There are also seven supporting roles, including his. They go onstage to play popular childhood games with the participants, such as jumping rope.

While Heidegger's philosophical book is difficult to read, the drama seeks to guide its audience to ponder such issues as "the existence of self" through recalling childhood memories.

Wang Chong says less than a fourth of the content is about the story of "finding Martin". The rest is about the memories of the participants and the performers that surface during their private conversations.

"The core is not about plot but sincere communication between the participants and performers in a private space. For most of the time, only the two of them are onstage. It's a theatrical performance that allows you to reflect on your own life experience," he says.

When participants are asked what they'd say to their 12-year-old selves, some simply reply, "Having fun is more important than studying."

They also need to think about what they want to say to their future selves, 20 years later.
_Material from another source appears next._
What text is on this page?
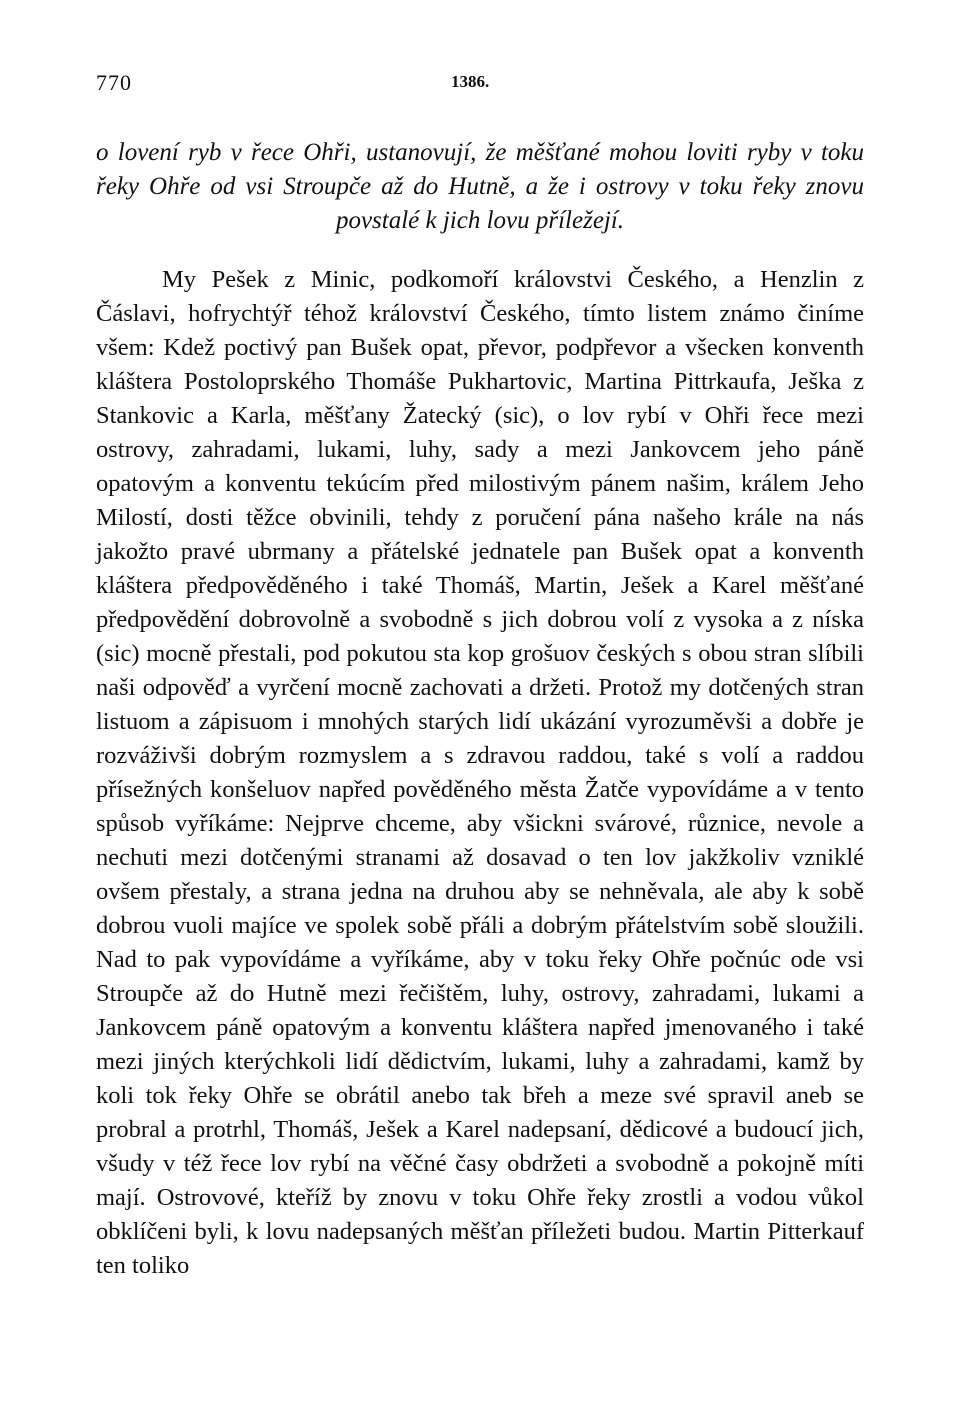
770	1386.

o lovení ryb v řece Ohři, ustanovují, že měšťané mohou loviti ryby v toku řeky Ohře od vsi Stroupče až do Hutně, a že i ostrovy v toku řeky znovu povstalé k jich lovu příležejí.

My Pešek z Minic, podkomoří královstvi Českého, a Henzlin z Čáslavi, hofrychtýř téhož království Českého, tímto listem známo činíme všem: Kdež poctivý pan Bušek opat, převor, podpřevor a všecken konventh kláštera Postoloprského Thomáše Pukhartovic, Martina Pittrkaufa, Ješka z Stankovic a Karla, měšťany Žatecký (sic), o lov rybí v Ohři řece mezi ostrovy, zahradami, lukami, luhy, sady a mezi Jankovcem jeho páně opatovým a konventu tekúcím před milostivým pánem našim, králem Jeho Milostí, dosti těžce obvinili, tehdy z poručení pána našeho krále na nás jakožto pravé ubrmany a přátelské jednatele pan Bušek opat a konventh kláštera předpověděného i také Thomáš, Martin, Ješek a Karel měšťané předpovědění dobrovolně a svobodně s jich dobrou volí z vysoka a z níska (sic) mocně přestali, pod pokutou sta kop grošuov českých s obou stran slíbili naši odpověď a vyrčení mocně zachovati a držeti. Protož my dotčených stran listuom a zápisuom i mnohých starých lidí ukázání vyrozuměvši a dobře je rozváživši dobrým rozmyslem a s zdravou raddou, také s volí a raddou přísežných konšeluov napřed pověděného města Žatče vypovídáme a v tento spůsob vyříkáme: Nejprve chceme, aby všickni svárové, různice, nevole a nechuti mezi dotčenými stranami až dosavad o ten lov jakžkoliv vzniklé ovšem přestaly, a strana jedna na druhou aby se nehněvala, ale aby k sobě dobrou vuoli majíce ve spolek sobě přáli a dobrým přátelstvím sobě sloužili. Nad to pak vypovídáme a vyříkáme, aby v toku řeky Ohře počnúc ode vsi Stroupče až do Hutně mezi řečištěm, luhy, ostrovy, zahradami, lukami a Jankovcem páně opatovým a konventu kláštera napřed jmenovaného i také mezi jiných kterýchkoli lidí dědictvím, lukami, luhy a zahradami, kamž by koli tok řeky Ohře se obrátil anebo tak břeh a meze své spravil aneb se probral a protrhl, Thomáš, Ješek a Karel nadepsaní, dědicové a budoucí jich, všudy v též řece lov rybí na věčné časy obdržeti a svobodně a pokojně míti mají. Ostrovové, kteříž by znovu v toku Ohře řeky zrostli a vodou vůkol obklíčeni byli, k lovu nadepsaných měšťan příležeti budou. Martin Pitterkauf ten toliko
Audience members have different careers.

One is a fresh university graduate at a crossroads in life as a newbie at her workplace. Another is a scalper-he says he loves watching dramas and explains that reselling tickets is not his primary goal.

Some have shed tears onstage. Two have even written letters to the theater group to share their feelings and offer suggestions about the drama.

Actor Li Jialong would first introduce himself to the participant onstage and engage in idle chitchat. To his surprise, many people are very willing to share their life stories.

"Martin's story is like a trigger, allowing them to recall their own memories. Some conversations are secrets just between us. In life, it's not easy to start such an in-depth talk with a friend unless you've had a close association for at least half a year," Li says.

"While performing, it's like I'm wearing the mask of the character and my real self is behind that. When there's only one audience member and we have to have eye contact, it's difficult to hide myself. That's the challenging part for me."

He has enjoyed himself to the fullest onstage and realizes that every individual is unique, with wonderful stories of joy and sorrow, irrespective of age, gender or profession, he says.